Rotherwas Munitions Factory

The Rotherwas National Filling Factory (NFF No14, Hereford) was built in haste in 1916, half way through WW1. It was one of a dozen new Munitions Factories created to make sure this problem didn't occur again. Its creation was one of the first acts of the Ministry of Munitions - a new department set up by Lloyd George's new government (the previous Asquith government having resigned in disgrace) to put the British economy on a proper war footing for the first time.

Workers of the Rotherwas Munitions factory

During WW1 over 1,600,000 women entered the workforce, 950,000 of whom were so-called "munitionettes", who between them made more than 80% of all the shells and weapons used by the British Army. At Rotherwas alone, they made between 70,000 and 95,000 shells a week, and women made up to 77% of the workforce.

Records suggest that about 8000 munitionettes worked at Rotherwas in WW1, drawn from all over the UK. For most of the women the move to Hereford will have been hugely liberating; the wage packet (albeit less than half as generous as their male counterparts) and the need to live away from home giving them a freedom undreamt of before the war.

Employees were billeted in Hereford, Ross-on-Wye, Leominster and surrounding villages, and some took three hours just to travel to and from work either side of a 10-12 hour shift. Billets were very varied, with some girls having to make do with sheds or even tents.
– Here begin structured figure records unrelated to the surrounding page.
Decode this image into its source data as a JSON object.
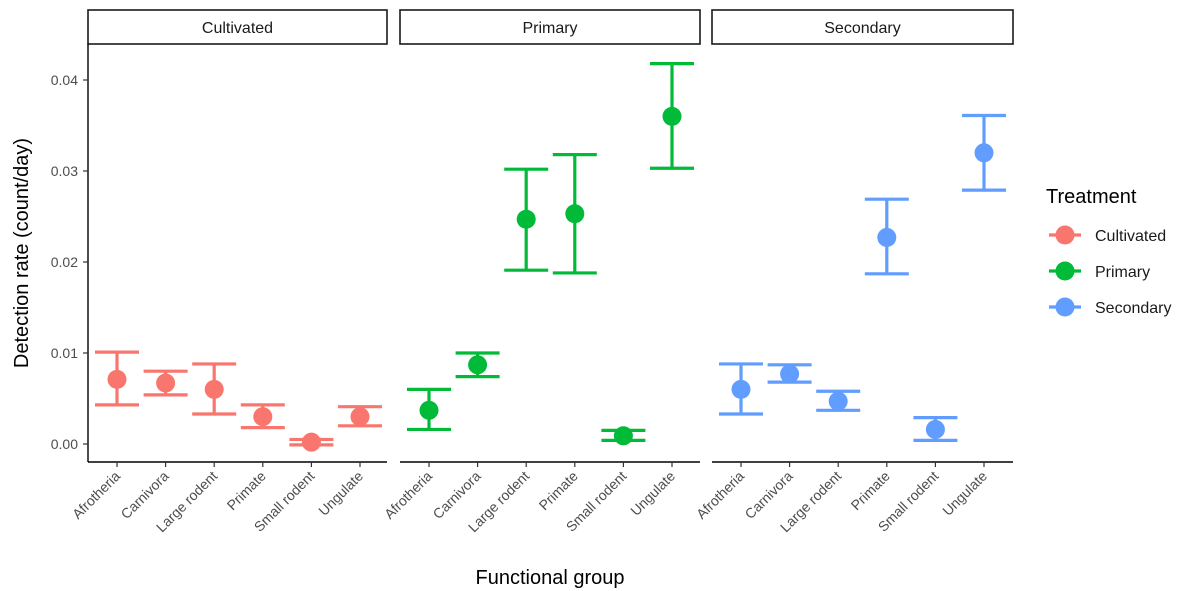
{
  "chart_data": {
    "type": "scatter",
    "subtype": "point-errorbar-faceted",
    "xlabel": "Functional group",
    "ylabel": "Detection rate (count/day)",
    "ylim": [
      -0.002,
      0.044
    ],
    "yticks": [
      0.0,
      0.01,
      0.02,
      0.03,
      0.04
    ],
    "ytick_labels": [
      "0.00",
      "0.01",
      "0.02",
      "0.03",
      "0.04"
    ],
    "categories": [
      "Afrotheria",
      "Carnivora",
      "Large rodent",
      "Primate",
      "Small rodent",
      "Ungulate"
    ],
    "grid": false,
    "legend": {
      "title": "Treatment",
      "position": "right",
      "entries": [
        "Cultivated",
        "Primary",
        "Secondary"
      ]
    },
    "facets": [
      {
        "name": "Cultivated",
        "color": "#F8766D",
        "points": [
          {
            "group": "Afrotheria",
            "y": 0.0071,
            "ymin": 0.0043,
            "ymax": 0.0101
          },
          {
            "group": "Carnivora",
            "y": 0.0067,
            "ymin": 0.0054,
            "ymax": 0.008
          },
          {
            "group": "Large rodent",
            "y": 0.006,
            "ymin": 0.0033,
            "ymax": 0.0088
          },
          {
            "group": "Primate",
            "y": 0.003,
            "ymin": 0.0018,
            "ymax": 0.0043
          },
          {
            "group": "Small rodent",
            "y": 0.0002,
            "ymin": -0.0001,
            "ymax": 0.0005
          },
          {
            "group": "Ungulate",
            "y": 0.003,
            "ymin": 0.002,
            "ymax": 0.0041
          }
        ]
      },
      {
        "name": "Primary",
        "color": "#00BA38",
        "points": [
          {
            "group": "Afrotheria",
            "y": 0.0037,
            "ymin": 0.0016,
            "ymax": 0.006
          },
          {
            "group": "Carnivora",
            "y": 0.0087,
            "ymin": 0.0074,
            "ymax": 0.01
          },
          {
            "group": "Large rodent",
            "y": 0.0247,
            "ymin": 0.0191,
            "ymax": 0.0302
          },
          {
            "group": "Primate",
            "y": 0.0253,
            "ymin": 0.0188,
            "ymax": 0.0318
          },
          {
            "group": "Small rodent",
            "y": 0.0009,
            "ymin": 0.0004,
            "ymax": 0.0015
          },
          {
            "group": "Ungulate",
            "y": 0.036,
            "ymin": 0.0303,
            "ymax": 0.0418
          }
        ]
      },
      {
        "name": "Secondary",
        "color": "#619CFF",
        "points": [
          {
            "group": "Afrotheria",
            "y": 0.006,
            "ymin": 0.0033,
            "ymax": 0.0088
          },
          {
            "group": "Carnivora",
            "y": 0.0077,
            "ymin": 0.0068,
            "ymax": 0.0087
          },
          {
            "group": "Large rodent",
            "y": 0.0047,
            "ymin": 0.0037,
            "ymax": 0.0058
          },
          {
            "group": "Primate",
            "y": 0.0227,
            "ymin": 0.0187,
            "ymax": 0.0269
          },
          {
            "group": "Small rodent",
            "y": 0.0016,
            "ymin": 0.0004,
            "ymax": 0.0029
          },
          {
            "group": "Ungulate",
            "y": 0.032,
            "ymin": 0.0279,
            "ymax": 0.0361
          }
        ]
      }
    ]
  }
}
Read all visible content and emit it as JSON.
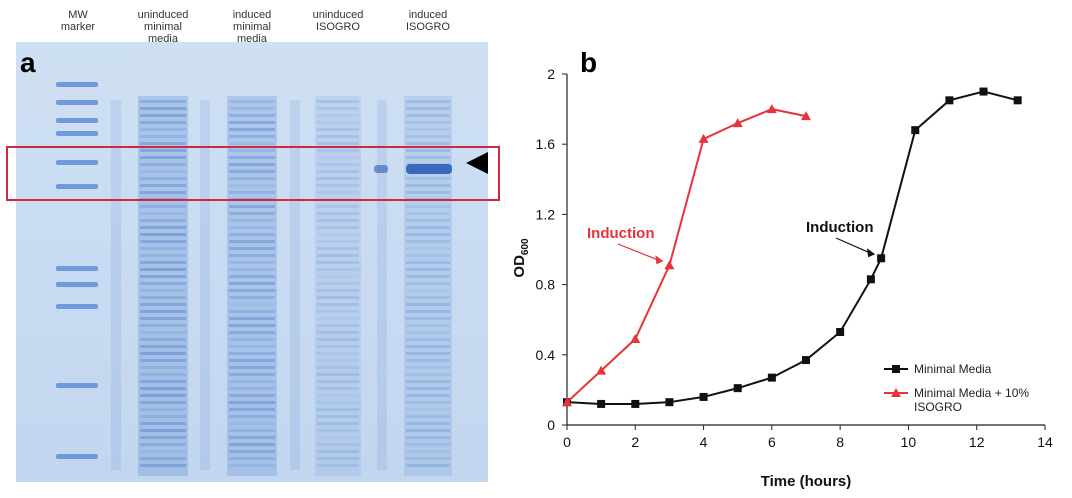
{
  "panel_a": {
    "letter": "a",
    "lanes": [
      {
        "lines": [
          "MW",
          "marker"
        ]
      },
      {
        "lines": [
          "uninduced",
          "minimal",
          "media"
        ]
      },
      {
        "lines": [
          "induced",
          "minimal",
          "media"
        ]
      },
      {
        "lines": [
          "uninduced",
          "ISOGRO"
        ]
      },
      {
        "lines": [
          "induced",
          "ISOGRO"
        ]
      }
    ],
    "colors": {
      "gel_bg": "#c9dcf2",
      "band": "#3f74c8",
      "highlight_box": "#d0283c",
      "arrowhead": "#000000"
    }
  },
  "panel_b": {
    "letter": "b"
  },
  "chart_data": {
    "type": "line",
    "xlabel": "Time (hours)",
    "ylabel_main": "OD",
    "ylabel_sub": "600",
    "xlim": [
      0,
      14
    ],
    "ylim": [
      0,
      2
    ],
    "xticks": [
      0,
      2,
      4,
      6,
      8,
      10,
      12,
      14
    ],
    "yticks": [
      0,
      0.4,
      0.8,
      1.2,
      1.6,
      2
    ],
    "ytick_labels": [
      "0",
      "0.4",
      "0.8",
      "1.2",
      "1.6",
      "2"
    ],
    "grid": false,
    "legend_placement": "bottom-right",
    "series": [
      {
        "name": "Minimal Media",
        "color": "#111111",
        "marker": "square",
        "x": [
          0,
          1,
          2,
          3,
          4,
          5,
          6,
          7,
          8,
          8.9,
          9.2,
          10.2,
          11.2,
          12.2,
          13.2
        ],
        "y": [
          0.13,
          0.12,
          0.12,
          0.13,
          0.16,
          0.21,
          0.27,
          0.37,
          0.53,
          0.83,
          0.95,
          1.68,
          1.85,
          1.9,
          1.85
        ]
      },
      {
        "name": "Minimal Media + 10% ISOGRO",
        "name_lines": [
          "Minimal Media + 10%",
          "ISOGRO"
        ],
        "color": "#e8333a",
        "marker": "triangle",
        "x": [
          0,
          1,
          2,
          3,
          4,
          5,
          6,
          7
        ],
        "y": [
          0.13,
          0.31,
          0.49,
          0.91,
          1.63,
          1.72,
          1.8,
          1.76
        ]
      }
    ],
    "annotations": [
      {
        "text": "Induction",
        "color": "#e8333a",
        "target": {
          "x": 3.0,
          "y": 0.91
        }
      },
      {
        "text": "Induction",
        "color": "#111111",
        "target": {
          "x": 9.2,
          "y": 0.95
        }
      }
    ]
  }
}
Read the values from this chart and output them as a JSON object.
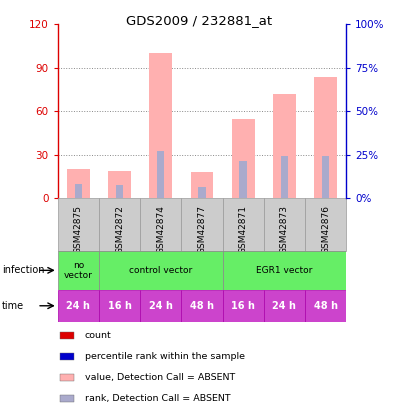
{
  "title": "GDS2009 / 232881_at",
  "samples": [
    "GSM42875",
    "GSM42872",
    "GSM42874",
    "GSM42877",
    "GSM42871",
    "GSM42873",
    "GSM42876"
  ],
  "pink_bar_values": [
    20,
    19,
    100,
    18,
    55,
    72,
    84
  ],
  "blue_bar_values": [
    10,
    9,
    33,
    8,
    26,
    29,
    29
  ],
  "pink_color": "#FFB0B0",
  "blue_color": "#AAAACC",
  "red_color": "#DD0000",
  "dark_blue_color": "#0000CC",
  "left_ylim": [
    0,
    120
  ],
  "left_yticks": [
    0,
    30,
    60,
    90,
    120
  ],
  "right_ylim": [
    0,
    100
  ],
  "right_yticks": [
    0,
    25,
    50,
    75,
    100
  ],
  "right_tick_labels": [
    "0%",
    "25%",
    "50%",
    "75%",
    "100%"
  ],
  "time_labels": [
    "24 h",
    "16 h",
    "24 h",
    "48 h",
    "16 h",
    "24 h",
    "48 h"
  ],
  "time_color": "#CC44CC",
  "green_color": "#66EE66",
  "gray_color": "#CCCCCC",
  "legend_items": [
    {
      "label": "count",
      "color": "#DD0000"
    },
    {
      "label": "percentile rank within the sample",
      "color": "#0000CC"
    },
    {
      "label": "value, Detection Call = ABSENT",
      "color": "#FFB0B0"
    },
    {
      "label": "rank, Detection Call = ABSENT",
      "color": "#AAAACC"
    }
  ]
}
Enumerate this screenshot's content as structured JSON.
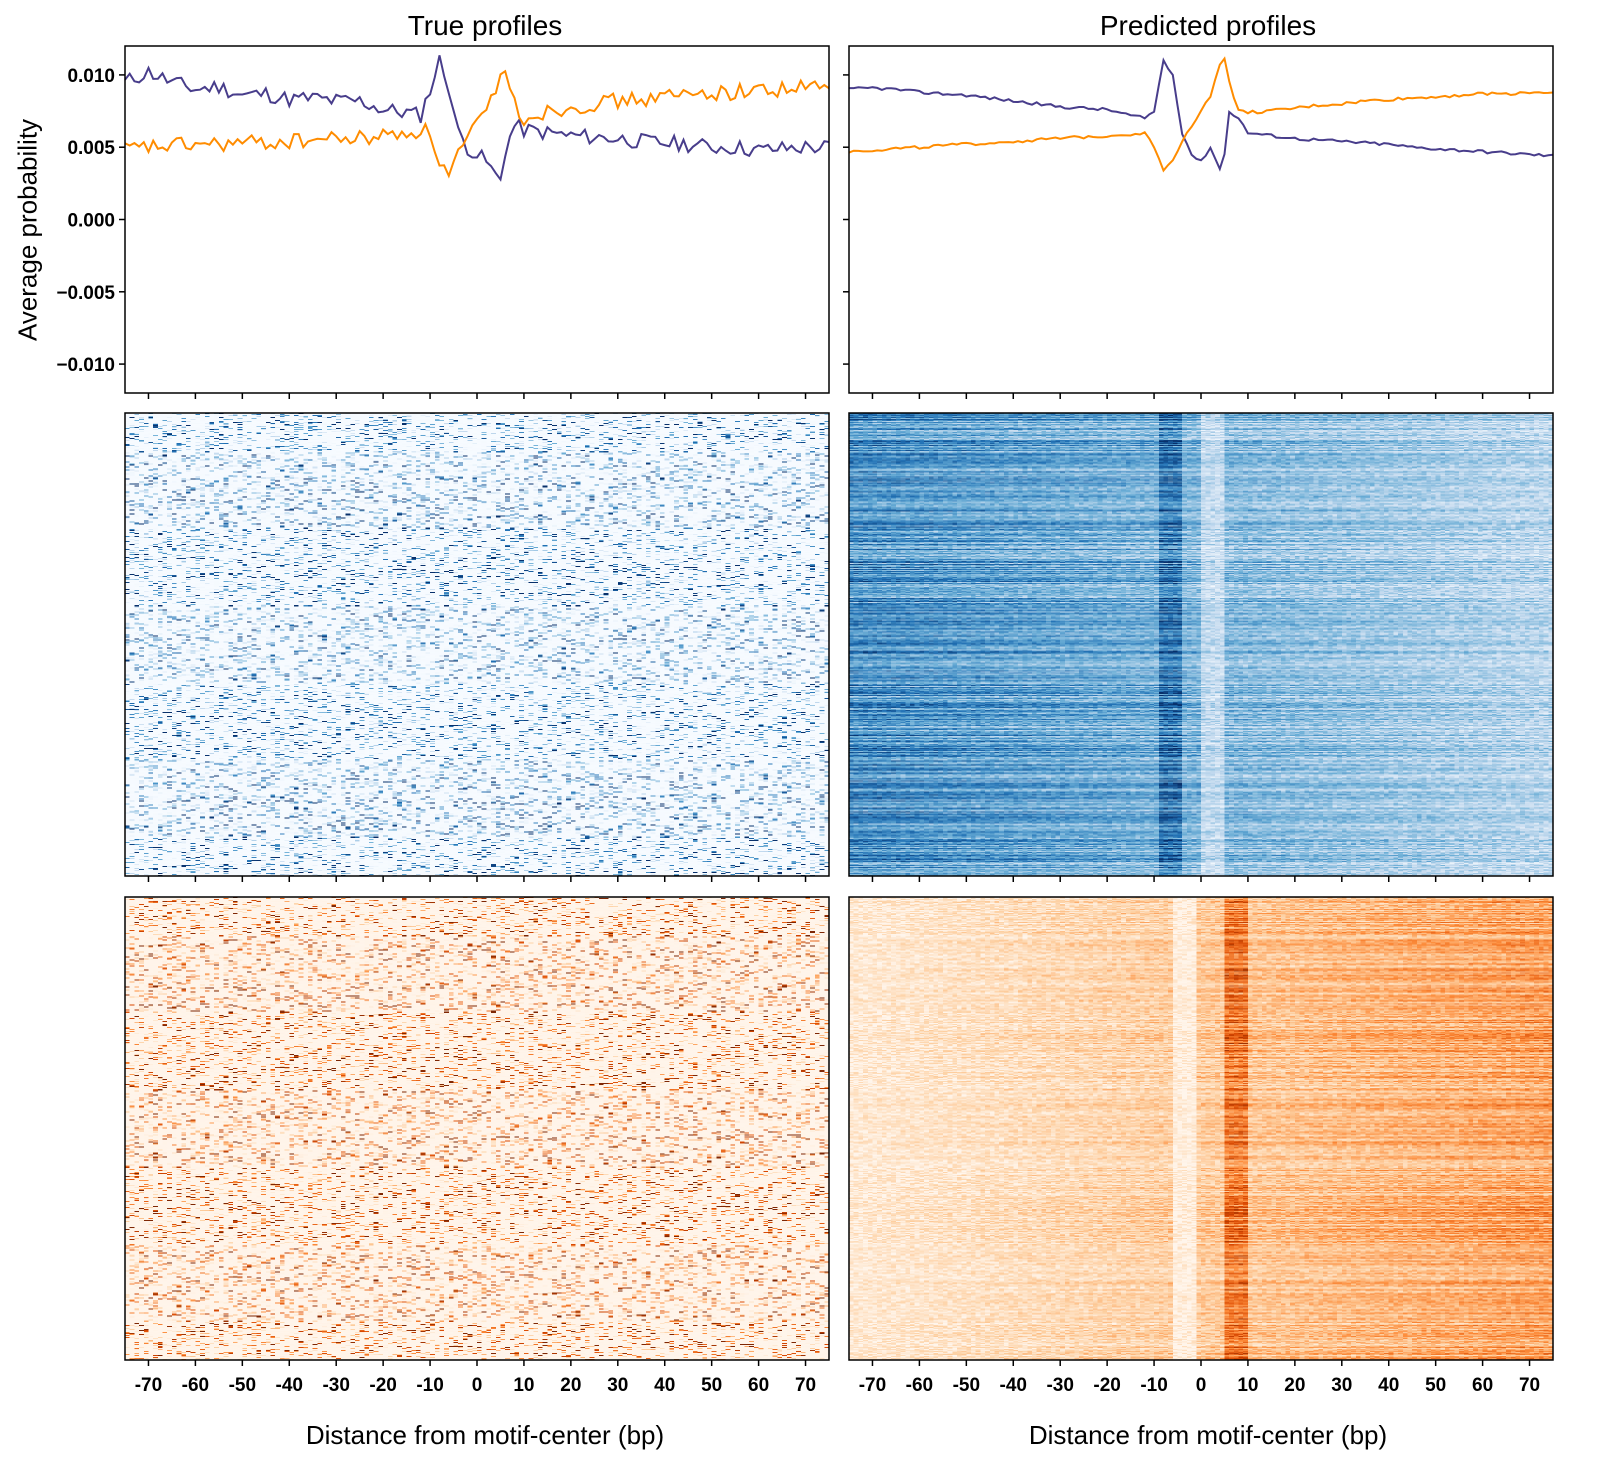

Unlike many of the other Filling Factories, Rotherwas was kept open after WW1, and was refurbished in secret ahead of WW2, this time with the title of Royal Ordnance Factory No 4, Hereford (ROF No4). Once again the employees were predominantly female - again estimates vary widely between 3,500 and 10,000 - but this time conscription meant that there was much more of a social mix of women, and living conditions were far better, including provision of crèches and travel allowances.

Who worked there?

Workers of the Rotherwas Munitions factory

We know that thousands of women and hundreds of men worked at the site across both world wars, but we don't have access to a complete record of their names. Working alongside the Rotherwas Munitions Group, we are seeking to collect the names of all of the men and women who worked at the munitions factory during WW1 and WW2. In order to do this, we are asking people to send us the details of their relatives who worked at the factory and share with us any details about their role and experiences and/or any Rotherwas artefacts/documents or photographs they may have. 

We are also working with the Ministry of Defence (MOD) which has confirmed that it holds records of former munitions employees for both World Wars in order that these might be made available.